Guardare alle «migliori pratiche» europee per aggredire il fenomeno della dispersione scolastica degli alunni immigrati, che in Italia rappresenta, non da oggi, un’emergenza vera. Dopo aver proposto, qualche giorno fa, le «classi collaterali di potenziamento», il ministro dell’Istruzione e del Merito, Giuseppe Valditara, è tornato anche ieri sul tema dell’integrazione degli alunni disabili, prime vittime della dispersione scolastica, con un tasso del 30,1% rispetto al 9,8% degli alunni italiani. «È un tema drammatico – ha ricordato il Ministro –. Non possiamo continuare con questo sistema fortemente penalizzante e discriminatorio nei confronti degli studenti stranieri. Le soluzioni? Copiamo le migliori pratiche europee». Detto che stiamo comunque parlando di studenti con cittadinanza non italiana, ma nati in Italia nella misura del 67,5%, va sottolineato come, negli ultimi anni scolastici, le iscrizioni di “stranieri” siano in continuo aumento. Quest’anno sono 869.336, il massimo degli ultimi cinque anni e oltre 70mila in più rispetto soltanto al 2022-2023.
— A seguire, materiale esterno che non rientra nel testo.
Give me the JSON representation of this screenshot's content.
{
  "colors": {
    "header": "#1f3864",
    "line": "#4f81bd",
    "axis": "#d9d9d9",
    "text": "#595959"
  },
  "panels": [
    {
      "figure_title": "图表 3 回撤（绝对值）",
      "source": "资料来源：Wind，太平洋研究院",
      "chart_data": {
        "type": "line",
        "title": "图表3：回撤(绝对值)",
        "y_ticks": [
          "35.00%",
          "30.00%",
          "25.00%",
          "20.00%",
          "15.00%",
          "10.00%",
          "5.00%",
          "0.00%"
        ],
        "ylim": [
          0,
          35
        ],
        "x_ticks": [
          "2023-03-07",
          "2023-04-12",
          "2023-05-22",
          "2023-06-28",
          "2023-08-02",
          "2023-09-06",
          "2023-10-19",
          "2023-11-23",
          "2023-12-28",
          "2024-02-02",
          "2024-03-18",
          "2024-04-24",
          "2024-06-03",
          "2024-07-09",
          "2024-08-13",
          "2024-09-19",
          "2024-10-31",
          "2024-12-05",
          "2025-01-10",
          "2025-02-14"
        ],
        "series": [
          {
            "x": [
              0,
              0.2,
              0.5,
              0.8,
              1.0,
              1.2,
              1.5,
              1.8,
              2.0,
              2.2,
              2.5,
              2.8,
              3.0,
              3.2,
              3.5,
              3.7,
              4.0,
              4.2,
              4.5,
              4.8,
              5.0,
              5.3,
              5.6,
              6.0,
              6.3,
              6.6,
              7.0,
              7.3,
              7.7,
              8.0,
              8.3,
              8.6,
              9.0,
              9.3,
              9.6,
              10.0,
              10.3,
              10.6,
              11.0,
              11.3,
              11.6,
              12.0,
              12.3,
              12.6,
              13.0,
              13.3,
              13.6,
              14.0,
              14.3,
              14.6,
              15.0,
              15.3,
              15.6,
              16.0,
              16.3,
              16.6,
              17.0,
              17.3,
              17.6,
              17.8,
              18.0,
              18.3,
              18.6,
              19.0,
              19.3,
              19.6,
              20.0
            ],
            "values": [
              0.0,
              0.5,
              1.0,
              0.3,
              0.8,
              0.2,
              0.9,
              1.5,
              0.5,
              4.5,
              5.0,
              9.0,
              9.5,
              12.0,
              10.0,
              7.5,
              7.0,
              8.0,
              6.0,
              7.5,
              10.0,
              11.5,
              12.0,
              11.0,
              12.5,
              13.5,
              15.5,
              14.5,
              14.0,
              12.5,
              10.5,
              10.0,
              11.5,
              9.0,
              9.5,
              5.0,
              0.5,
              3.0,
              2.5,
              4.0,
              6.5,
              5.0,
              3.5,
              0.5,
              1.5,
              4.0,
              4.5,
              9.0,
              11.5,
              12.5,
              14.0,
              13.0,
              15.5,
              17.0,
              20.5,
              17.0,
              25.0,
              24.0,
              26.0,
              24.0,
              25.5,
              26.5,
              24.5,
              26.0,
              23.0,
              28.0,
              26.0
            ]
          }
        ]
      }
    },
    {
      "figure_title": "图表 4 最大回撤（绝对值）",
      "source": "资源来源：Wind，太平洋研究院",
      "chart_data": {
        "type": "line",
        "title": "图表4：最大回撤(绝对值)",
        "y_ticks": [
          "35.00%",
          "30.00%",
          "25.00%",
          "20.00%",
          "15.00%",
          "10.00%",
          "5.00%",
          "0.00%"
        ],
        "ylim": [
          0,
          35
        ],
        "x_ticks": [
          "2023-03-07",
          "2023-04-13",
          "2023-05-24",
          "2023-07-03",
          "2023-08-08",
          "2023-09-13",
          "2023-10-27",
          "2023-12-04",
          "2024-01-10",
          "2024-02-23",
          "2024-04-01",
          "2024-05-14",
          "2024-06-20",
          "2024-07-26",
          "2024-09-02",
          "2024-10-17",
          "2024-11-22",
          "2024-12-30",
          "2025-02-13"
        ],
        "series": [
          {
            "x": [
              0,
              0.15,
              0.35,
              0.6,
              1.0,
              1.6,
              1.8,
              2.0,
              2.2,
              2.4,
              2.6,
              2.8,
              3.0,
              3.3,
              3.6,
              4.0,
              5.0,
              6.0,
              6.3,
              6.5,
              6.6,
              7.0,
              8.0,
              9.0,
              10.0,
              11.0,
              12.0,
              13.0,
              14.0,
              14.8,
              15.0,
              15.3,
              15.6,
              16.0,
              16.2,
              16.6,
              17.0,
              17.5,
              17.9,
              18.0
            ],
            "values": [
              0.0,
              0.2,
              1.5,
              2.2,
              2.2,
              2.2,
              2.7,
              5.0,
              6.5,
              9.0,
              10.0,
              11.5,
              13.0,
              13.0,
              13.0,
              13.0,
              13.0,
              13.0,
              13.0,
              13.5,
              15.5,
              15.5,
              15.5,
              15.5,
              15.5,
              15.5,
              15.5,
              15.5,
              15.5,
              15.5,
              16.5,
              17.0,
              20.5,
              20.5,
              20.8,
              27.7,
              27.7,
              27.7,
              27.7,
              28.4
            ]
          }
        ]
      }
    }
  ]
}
«Per contrastare il fenomeno della dispersione scolastica degli alunni con backgroud migratorio è necessario investire di più nei servizi della prima infanzia: qualcosa è stato fatto con i fondi del Pnrr, ma dobbiamo investire di più, soprattutto nel reclutamento delle educatrici», commenta Camilla Borgna, ricercatrice di Sociologia dell’Università di Torino e autrice di Studiare da straniero. Immigrazione e diseguaglianze nei sistemi scolastici europei (Il Mulino, 2021). «Per garantire una reale parità di chances – si legge – le istituzioni scolastiche non possono limitarsi a offrire a tutti le stesse condizioni, ma devono necessariamente compensare gli svantaggi iniziali, permettendo a tutti gli studenti e le studentesse di sviluppare il proprio potenziale».
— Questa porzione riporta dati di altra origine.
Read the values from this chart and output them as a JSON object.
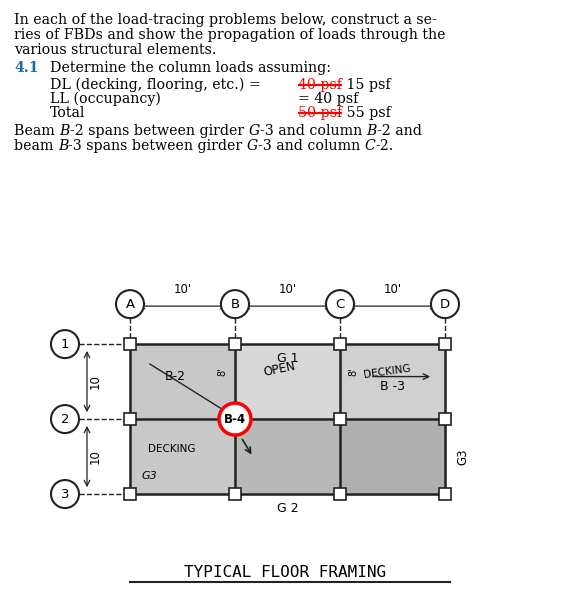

In alcuni Paesi europei, lo svantaggio iniziale degli alunni immigrati è compensato dal precoce avviamento scolastico. «In Gran Bretagna – spiega Borgna – la scuola dell’obbligo comincia a 4 anni, ma già a 3 anni i servizi coprono tutte le famiglie, facendo della scuola un vero luogo di inclusione. In Italia, invece, come sappiamo bene, i servizi per la prima infanzia, nella fascia 0-3 anni, scontano sia differenze territoriali che socio-economiche, che penalizzano in maniera molto pesante proprio le famiglie immigrate». Anche la Norvegia, tra i Paesi del Nord Europa, si distingue per una efficiente rete di servizi per la prima infanzia. Pure a Oslo e dintorni, inoltre, l’obbligo scolastico comincia dai 4 anni. Un secondo fattore di “fidelizzazione” degli alunni immigrati nel Regno Unito è l’età in cui avviene la differenziazione dei percorsi scolastici. In Italia la scelta della scuola superiore si fa a 14 anni, mentre in Gran Bretagna - ma anche in Spagna, per restare a un Paese più affine al nostro - il percorso scolastico è comune a tutti fino a 16 anni, età in cui si sceglie l’istruzione superiore. «A 13-14 anni la scelta è, in buona parte, delegata alla famiglia e viene molto influenzata sia dallo status migratorio che socioeconomico del nucleo, aumentando il rischio di fallimento e, quindi, di abbandono – sottolinea Camilla Borgna –. Posticipare di appena qualche anno il momento della scelta, consente di accompagnare per più tempo gli alunni, abbattendo il tasso di abbandono».
Il terzo fattore che permette al Regno Unito di contenere la dispersione è una minore «segregazione scolastica», che si traduce nelle cosiddette “scuole-ghetto”, un fenomeno ancora piuttosto grave in Italia, soprattutto nelle periferie delle grandi città. «Va anche detto – riprende la sociologa torinese – che, rispetto all’Italia, gli immigrati in Gran Bretagna partono con il vantaggio di conoscere già la lingua. Soprattutto i cittadini provenienti dai Paesi del Sud Est asiatico e dall’Asia Orientale registrano addirittura un vantaggio e da queste comunità escono tante storie di successo. Più fatica fanno, invece, gli alunni provenienti dai Paesi caraibici».